Clarion And You.

It’s that time of the year again, kids. The season when a young writer’s fancy turns to thoughts of Clarion and how many goats will have to be sacrificed to gain entry into that sacred realm. From now until the deadline you won’t be able to spit without hitting an encouraging post by an alumni telling you why you need to, nay, must apply if you’re at all serious about this writing thing, and there’s a very good reason for that. Are you sitting down? Have you taken a good, cheek-bulging mouthful of your beverage of choice so you can execute a proper spit-take?

Here it comes: because it’s fucking true.

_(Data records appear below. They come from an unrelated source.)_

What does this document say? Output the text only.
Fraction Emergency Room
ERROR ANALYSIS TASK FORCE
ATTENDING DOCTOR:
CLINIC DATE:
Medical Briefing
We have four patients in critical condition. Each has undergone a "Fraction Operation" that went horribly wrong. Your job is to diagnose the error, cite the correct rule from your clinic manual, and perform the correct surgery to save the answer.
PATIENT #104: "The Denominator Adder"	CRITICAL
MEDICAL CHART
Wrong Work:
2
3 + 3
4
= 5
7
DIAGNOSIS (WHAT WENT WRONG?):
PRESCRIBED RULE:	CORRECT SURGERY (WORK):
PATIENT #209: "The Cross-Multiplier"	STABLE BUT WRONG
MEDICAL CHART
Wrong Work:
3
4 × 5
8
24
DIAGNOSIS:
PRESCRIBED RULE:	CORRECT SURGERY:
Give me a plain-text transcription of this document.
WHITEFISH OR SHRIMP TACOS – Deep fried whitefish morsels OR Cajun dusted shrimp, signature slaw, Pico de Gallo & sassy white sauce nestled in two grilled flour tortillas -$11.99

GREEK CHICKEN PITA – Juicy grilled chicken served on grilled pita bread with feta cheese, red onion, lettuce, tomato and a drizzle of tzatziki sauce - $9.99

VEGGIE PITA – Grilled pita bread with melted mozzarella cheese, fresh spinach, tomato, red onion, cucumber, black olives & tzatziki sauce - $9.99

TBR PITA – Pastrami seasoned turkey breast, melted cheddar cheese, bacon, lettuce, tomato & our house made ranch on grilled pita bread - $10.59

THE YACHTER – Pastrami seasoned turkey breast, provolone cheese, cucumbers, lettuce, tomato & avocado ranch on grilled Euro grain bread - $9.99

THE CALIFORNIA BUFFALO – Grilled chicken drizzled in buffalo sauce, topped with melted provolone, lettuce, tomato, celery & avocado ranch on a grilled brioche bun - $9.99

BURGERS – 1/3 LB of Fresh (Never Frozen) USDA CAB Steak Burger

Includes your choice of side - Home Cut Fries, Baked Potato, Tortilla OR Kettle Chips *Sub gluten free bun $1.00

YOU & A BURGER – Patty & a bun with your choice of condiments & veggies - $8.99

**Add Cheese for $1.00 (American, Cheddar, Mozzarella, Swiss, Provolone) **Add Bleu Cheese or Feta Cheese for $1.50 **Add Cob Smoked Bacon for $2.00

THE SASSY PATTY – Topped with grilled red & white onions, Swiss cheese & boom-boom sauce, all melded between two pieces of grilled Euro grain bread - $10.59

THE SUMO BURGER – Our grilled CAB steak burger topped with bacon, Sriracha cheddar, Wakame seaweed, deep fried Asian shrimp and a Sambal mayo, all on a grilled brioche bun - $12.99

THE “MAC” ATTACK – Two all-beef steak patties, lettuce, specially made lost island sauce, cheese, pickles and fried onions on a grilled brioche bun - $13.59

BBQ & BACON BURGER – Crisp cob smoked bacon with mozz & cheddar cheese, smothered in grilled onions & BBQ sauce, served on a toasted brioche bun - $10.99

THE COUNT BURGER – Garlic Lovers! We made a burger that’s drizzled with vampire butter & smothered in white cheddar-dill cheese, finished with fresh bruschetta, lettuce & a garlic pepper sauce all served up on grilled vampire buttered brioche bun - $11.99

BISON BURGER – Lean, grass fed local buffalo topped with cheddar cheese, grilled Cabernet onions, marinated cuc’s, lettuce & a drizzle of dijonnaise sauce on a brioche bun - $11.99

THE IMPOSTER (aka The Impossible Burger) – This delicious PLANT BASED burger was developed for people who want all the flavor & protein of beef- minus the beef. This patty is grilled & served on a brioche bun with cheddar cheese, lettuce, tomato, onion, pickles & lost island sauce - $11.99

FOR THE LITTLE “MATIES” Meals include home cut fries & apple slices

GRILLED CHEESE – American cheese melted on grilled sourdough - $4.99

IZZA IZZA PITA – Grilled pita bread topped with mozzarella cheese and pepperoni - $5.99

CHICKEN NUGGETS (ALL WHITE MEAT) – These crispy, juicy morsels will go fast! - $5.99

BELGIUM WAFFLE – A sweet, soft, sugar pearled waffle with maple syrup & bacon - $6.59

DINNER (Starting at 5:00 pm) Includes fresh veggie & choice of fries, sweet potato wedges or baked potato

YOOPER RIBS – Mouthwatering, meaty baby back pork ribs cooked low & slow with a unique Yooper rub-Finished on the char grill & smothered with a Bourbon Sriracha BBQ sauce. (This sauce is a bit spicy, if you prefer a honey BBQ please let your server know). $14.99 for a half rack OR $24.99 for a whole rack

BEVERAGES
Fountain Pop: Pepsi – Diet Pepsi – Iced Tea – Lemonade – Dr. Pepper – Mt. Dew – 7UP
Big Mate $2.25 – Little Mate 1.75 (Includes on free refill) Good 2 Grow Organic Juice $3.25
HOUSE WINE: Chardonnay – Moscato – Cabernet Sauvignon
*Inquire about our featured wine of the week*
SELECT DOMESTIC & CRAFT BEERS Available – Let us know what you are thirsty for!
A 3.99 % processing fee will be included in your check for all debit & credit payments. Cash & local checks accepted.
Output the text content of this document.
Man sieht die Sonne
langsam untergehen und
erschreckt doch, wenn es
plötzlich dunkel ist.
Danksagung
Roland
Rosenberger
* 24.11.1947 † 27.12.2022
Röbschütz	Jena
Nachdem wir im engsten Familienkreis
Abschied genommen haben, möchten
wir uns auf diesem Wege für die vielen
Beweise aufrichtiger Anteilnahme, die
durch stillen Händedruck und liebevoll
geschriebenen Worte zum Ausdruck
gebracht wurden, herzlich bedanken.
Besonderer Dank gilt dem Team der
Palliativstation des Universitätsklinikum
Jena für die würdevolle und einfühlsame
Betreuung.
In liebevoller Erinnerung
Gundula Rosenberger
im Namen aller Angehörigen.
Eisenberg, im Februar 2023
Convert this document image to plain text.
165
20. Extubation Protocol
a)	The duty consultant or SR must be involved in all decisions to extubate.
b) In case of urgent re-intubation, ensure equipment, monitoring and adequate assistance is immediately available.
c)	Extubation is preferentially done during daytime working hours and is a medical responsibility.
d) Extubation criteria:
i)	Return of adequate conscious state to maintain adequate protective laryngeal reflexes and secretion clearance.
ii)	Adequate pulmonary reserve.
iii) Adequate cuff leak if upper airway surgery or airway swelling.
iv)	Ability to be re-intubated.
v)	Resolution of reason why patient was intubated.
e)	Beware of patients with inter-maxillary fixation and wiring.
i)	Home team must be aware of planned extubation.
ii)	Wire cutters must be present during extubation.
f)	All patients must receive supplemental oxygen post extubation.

This is not some dark conspiracy dreamed up by a shadowy group of chain-smoking, half-lit ner-do-wells working on behalf of the Secret Cabal of Genre Authors and UCSD Bigwigs, weaving their wicked webs to Steal Your Money from some leather-and-mahogany den beneath the lit department. It’s not rose-coloured nostalgia for a time when, for six whole weeks, you lived in a magic bubble by the sea where everyone around you was a writer and believed fully in your talents. Clarion works. I can’t say it works for everybody because what the hell ever does, but nine times out of ten you are going to come out of this thing a stronger, wiser writer, fully aware of both your strengths and your weaknesses. The instructors and more importantly the other students will teach you what works and what doesn’t. When you are sad, they will pick you up, dust you off, and buy you an ice cream cone, even if that sadness is because they just gently tore your story a new back passage. When you make a sale, they will be there to get rip-roaringly drunk alongside you and trumpet your praises to the heavens. And when you leave? You go with all those connections, all those little strands, all those I know a guy who knows a guy threads that honestly really, really help when you’re just starting out. Connections are important. They are so fucking important, and you leave with a host of them tied to your wrists like balloons, in addition to being a fully-fledged Clarion Alumni. These people are going to be your pack from now on. They’ll understand what you’re going through even when the well-meaning folks back home don’t.

I know I haven’t gone into a lot of depth about the actual teaching process and how effective it is, but I don’t need to tell you that; Clarion’s track record speaks for itself. It is VERY fucking good. The major thing – for me, at least – was growing an entirely new family that pummeled me into believing in myself. Teachers, other students, they all know you can do it, even when you don’t. If you’re anything like me, you’ll come back with a little more self-confidence, and that’s half your battle won.

And please, while you’re there, feed my ravens.

3 thoughts on “Clarion And You.

  1. Pingback: In Their Own Words: Clarion And You, by Brooke Bolander « Clarion Blog

  2. Pingback: SF Tidbits for 1/12/12 - SF Signal – A Speculative Fiction Blog

  3. I look up to all the Clarion alumni and dream of attending one day, but it upsets me to see the name Cassandra Clare attached. She has never apologized for her full-on plagiarism in her fan fiction writer days. I don’t see how someone with a reputation like that (no matter how many different ways she misspells her name, it still comes up in search results) is a good contact to have.